En tout cas même la SFWA en parle sur son site:
http://www.sfwa.org/2012/03/new-french-law-seizes-digital-rights/

Mélanie Fazi 04/03/2012 13:01



Merci pour le lien, je ne l'avais pas encore vu passer.



Gérard Eloi 26/02/2012 11:04

Bonjour Mélanie,

Il est évident que le tout gratuit est malhonnête, et que la répression sauvage n'entraîneera que fraudes et escalade.

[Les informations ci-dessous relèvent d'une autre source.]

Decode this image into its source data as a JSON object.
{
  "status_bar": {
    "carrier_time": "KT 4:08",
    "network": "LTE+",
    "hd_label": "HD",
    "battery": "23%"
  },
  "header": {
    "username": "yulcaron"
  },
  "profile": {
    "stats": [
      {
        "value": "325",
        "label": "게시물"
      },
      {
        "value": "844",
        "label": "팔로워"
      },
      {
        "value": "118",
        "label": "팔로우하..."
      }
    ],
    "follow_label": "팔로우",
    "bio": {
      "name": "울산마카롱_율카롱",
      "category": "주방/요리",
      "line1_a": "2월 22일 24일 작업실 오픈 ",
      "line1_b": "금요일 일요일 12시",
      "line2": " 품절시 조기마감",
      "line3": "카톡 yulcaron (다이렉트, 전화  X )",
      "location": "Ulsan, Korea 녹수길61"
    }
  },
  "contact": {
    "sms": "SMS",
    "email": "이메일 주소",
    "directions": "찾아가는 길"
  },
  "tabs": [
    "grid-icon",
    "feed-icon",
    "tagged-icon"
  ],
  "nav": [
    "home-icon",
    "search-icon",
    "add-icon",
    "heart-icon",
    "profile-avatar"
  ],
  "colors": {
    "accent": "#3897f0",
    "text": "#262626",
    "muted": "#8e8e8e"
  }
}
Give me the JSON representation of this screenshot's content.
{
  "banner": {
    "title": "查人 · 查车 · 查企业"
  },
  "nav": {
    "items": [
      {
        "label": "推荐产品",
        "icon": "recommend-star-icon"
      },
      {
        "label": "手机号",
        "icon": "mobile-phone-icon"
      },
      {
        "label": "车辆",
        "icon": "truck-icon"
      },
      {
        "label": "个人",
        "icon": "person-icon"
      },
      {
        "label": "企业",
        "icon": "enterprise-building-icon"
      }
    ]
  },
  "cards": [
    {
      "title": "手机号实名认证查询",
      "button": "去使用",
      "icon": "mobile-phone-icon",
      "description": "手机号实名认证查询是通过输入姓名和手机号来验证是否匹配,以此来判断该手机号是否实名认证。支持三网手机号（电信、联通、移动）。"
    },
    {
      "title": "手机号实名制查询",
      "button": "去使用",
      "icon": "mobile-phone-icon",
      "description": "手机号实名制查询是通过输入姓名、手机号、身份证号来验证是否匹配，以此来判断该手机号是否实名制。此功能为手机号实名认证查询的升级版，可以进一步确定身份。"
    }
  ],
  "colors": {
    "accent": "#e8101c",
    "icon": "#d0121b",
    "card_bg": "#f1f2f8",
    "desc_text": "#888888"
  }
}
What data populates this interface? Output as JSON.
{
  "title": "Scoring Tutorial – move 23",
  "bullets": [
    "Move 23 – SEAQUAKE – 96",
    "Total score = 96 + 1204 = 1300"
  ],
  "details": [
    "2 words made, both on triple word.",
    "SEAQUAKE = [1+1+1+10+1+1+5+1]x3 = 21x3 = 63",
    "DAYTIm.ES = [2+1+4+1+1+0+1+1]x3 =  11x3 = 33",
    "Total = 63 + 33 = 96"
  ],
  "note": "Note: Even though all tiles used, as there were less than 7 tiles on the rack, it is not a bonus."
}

Un juste milieu est donc indispensable tant pour l'artiste que pour les personnes qui apprécient ses oeuvres.
Si on se refère au domaine musical, on constate que la SACEM, eu égard aux sommes exigées lors de diffusions publiques, ne remplit pas correctement son rôle vis à vis des auteurs. Le problème avec
cette SACEM vient en partie du fait qu'il y aurait trop d'intermédiaires. Il faudrait donc peut-être imaginer un contact plus direct artiste-public. Un peu dans le style de medias sur le net,
Mediapart ou Arrêt sur image (@si), avec a accès grâce à un abonnement modeste.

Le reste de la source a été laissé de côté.